The heat treatment of semiprecious alloys causes the metal surface to blacken. If sandblasting is done again to remove this layer, the surface that can produce gases is exposed once again. To avoid producing gases during porcelain firing cycles, the opaque porcelain should be built up directly on the heat-treated surface, even if the appropriate color is compromised.
c. Nonprecious Metal Alloys (Ni-Cr)
Burs with high cutting efficiency like carborundum points are usually used for grinding the metal surface. After grinding the metal surface, use alumina particles with an average of 50 to 100 micron diameter to microblast the surface. Clean the surface with an organic solvent such as carbon tetrachloride or chloroform, or use a steam-cleaner. If these steps are followed precisely, it is not necessary to do the first heat treatment or degassing for nonprecious alloys. Directly after cleaning, a flash coating is done and the opaque porcelain is built up.
If interfacial bubbles are produced for some reason, the degassing is done under reduced pressure at the firing temperature for opaque porcelain, for five minutes after microblasting and cleaning.
3. Crack Measures
Cracks may occur during fabrication procedures for a metal ceramic restoration. To avoid this, it is very important to understand the characteristics of thermal expansion. The difference between the thermal expansions of metal and porcelain is the cause for cracks in the porcelain.

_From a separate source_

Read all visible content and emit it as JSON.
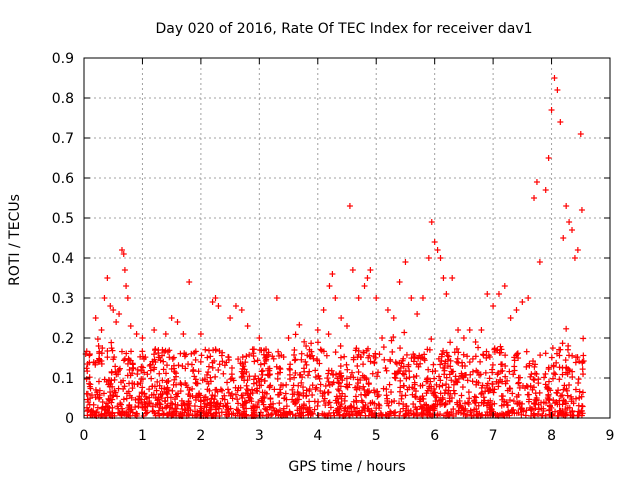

Beginners tend to think that they can make a metal ceramic restoration without problems by using any combination of metal alloys and porcelains. However, a proper relationship between the thermal expansion of the metal alloy and the porcelain should exist. If changes occur in the thermal expansion due to changes in firing or cooling which exceed the normal range, or a metal alloy is combined with an incompatible porcelain, cracks occur in the porcelain.
The author has eliminated the detailed explanation of thermal expansion characteristics for lack of space. For additional information and further reference, please refer to the text “Metal-Ceramics; Principles and Methods of Makoto Yamamoto”.
4. Metal Framework Distortion Measures
Although unbelievable, metal frameworks can distort and a poor marginal fit can occur in practice after firing the porcelain and completion of the crown even when a good marginal fit existed immediately after casting. This type of distortion does not occur frequently with nonprecious alloys but does with precious and semiprecious alloys.
Distortion of the metal framework occurs during degassing and porcelain firing procedures because of the repeated heating cycles. Hysteresis or residual displacement resulting in alloy elongation can occur by heating. At the same time, strain during casting and manipulation is also released by the heating processes. The metal framework can be distorted because of this multiplier effect.
Since metal framework distortion is inherent with metal alloys, it is impossible to avoid it completely. However, metal framework distortion can be minimized if the heat treatment is accomplished before the surface grinding so that the thermal expansion distortion caused by hysteresis (residual displacement) and shrinkage distortion caused by release of manipulation strain from surface grinding do not occur at the same time. The “preheating” should not be confused with heat treatment (degassing).